Naci Görür, yaptığı açıklamalarda, deprem öncesinde ve sonrasında alınması gereken önlemlere vurgu yaptı. “Toplumun deprem hakkında bilinçlenmesi, atılacak en önemli adımlardan biri” diyen Görür, ailelerin acil durum planları yapması, deprem çantası hazırlaması ve mutlaka bir güvenli alan belirlemesi gerektiğini ifade etti. Ayrıca, eğitim sisteminde de deprem konularının daha fazla yer bulması gerektiğini vurguladı. “Her bireyin deprem anında ne yapması gerektiğini bilmesi hayati önem taşıyor,” diyen Görür, özellikle çocukların eğitimine değindi. Okullarda düzenli olarak tatbikatların yapılması ve bilgilendirici seminerlerin düzenlenmesi gerektiğini belirtti.

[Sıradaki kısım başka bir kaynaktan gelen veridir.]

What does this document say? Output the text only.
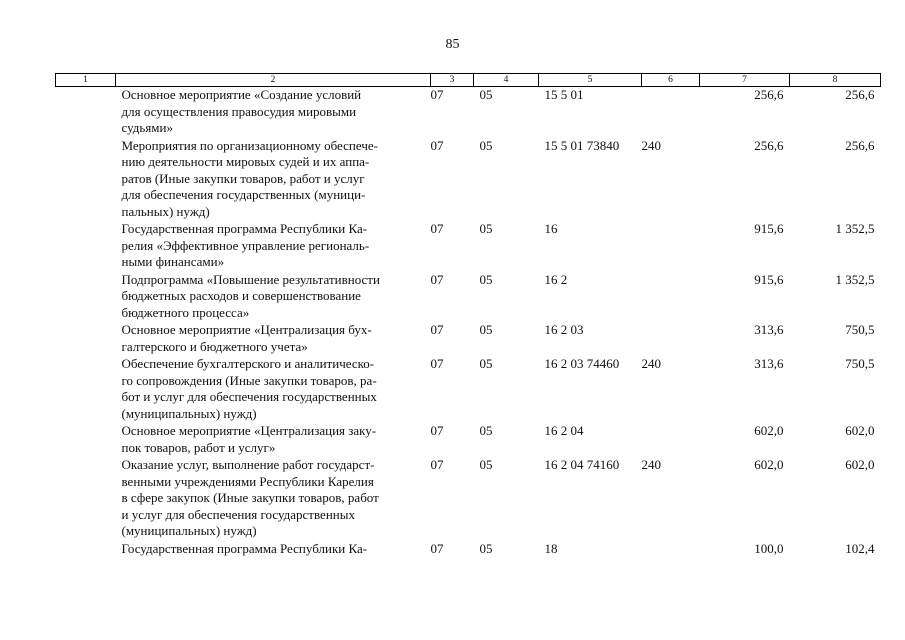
85
1	2	3	4	5	6	7	8
	Основное мероприятие «Создание условий
для осуществления правосудия мировыми
судьями»	07	05	15 5 01		256,6	256,6
	Мероприятия по организационному обеспече-
нию деятельности мировых судей и их аппа-
ратов (Иные закупки товаров, работ и услуг
для обеспечения государственных (муници-
пальных) нужд)	07	05	15 5 01 73840	240	256,6	256,6
	Государственная программа Республики Ка-
релия «Эффективное управление региональ-
ными финансами»	07	05	16		915,6	1 352,5
	Подпрограмма «Повышение результативности
бюджетных расходов и совершенствование
бюджетного процесса»	07	05	16 2		915,6	1 352,5
	Основное мероприятие «Централизация бух-
галтерского и бюджетного учета»	07	05	16 2 03		313,6	750,5
	Обеспечение бухгалтерского и аналитическо-
го сопровождения (Иные закупки товаров, ра-
бот и услуг для обеспечения государственных
(муниципальных) нужд)	07	05	16 2 03 74460	240	313,6	750,5
	Основное мероприятие «Централизация заку-
пок товаров, работ и услуг»	07	05	16 2 04		602,0	602,0
	Оказание услуг, выполнение работ государст-
венными учреждениями Республики Карелия
в сфере закупок (Иные закупки товаров, работ
и услуг для обеспечения государственных
(муниципальных) нужд)	07	05	16 2 04 74160	240	602,0	602,0
	Государственная программа Республики Ка-	07	05	18		100,0	102,4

Erzincan’da yaşanan son depremin büyüklüğü ve yıkım gücü, birçok uzman tarafından değerlendirilmekte. Naci Görür, bölgedeki fay hatlarının durumunu da ele aldı. “Depremler, ikinci bir sarsıntının habercisi olabilir. Özellikle Erzincan gibi fay hatlarıyla dolu bir bölgede, geçmişteki depremlere bakıldığında artçı sarsıntılar sık görülebiliyor,” dedi. Bu nedenle, halkın tedirgin olmadan, ancak hazırlıklı bir şekilde yaşamına devam etmesi gerektiğini vurguladı. Görür, “Her ne kadar deprem sonrası korku ve panik oluşsa da, bilinçli davranmak ve hazırlıklı olmak bu tür durumlarda zararı minimize edecektir” diyerek sözlerini sürdürdü.
Depremin ardından afetzedeler için yardım kampanyalarının başlatılması ve devletin bu süreçteki rolüne değinen Görür, toplumun dayanışmasının önemine dikkat çekti. “Kendimize ve komşularımıza yönelik yardımlar, bu tür durumlarda bir kurtuluş yolu ve moral kaynağı olacaktır. Unutmayalım ki, deprem hepimizin ortak sorumluluğudur,” açıklamasında bulundu. İş yerleri, okullar ve diğer kamu alanlarının da depreme dayanıklı hâle getirilmesinin gerekliliğini vurgulayan Görür, bu durumun toplumun güvenliği açısından çok önemli olduğunu ifade etti.
Son olarak, depremlerin yıkıcılığı karşısında önlem almanın, farkındalığın artırılması ve izlenecek yolların belirlenmesi gerektiğini belirten Naci Görür, aynı zamanda böyle afetler karşısında sosyal medyanın etkin kullanımını da önerdi. “Bu platformlar, gelişen durumlardan haberdar olma açısından etkili olabilir, ancak doğru bilgiler her zaman tercih edilmelidir. Yanlış bilgiler, panik yaratmakla kalmaz, insanların hayatını da tehlikeye atar,” diyerek sözlerine son verdi.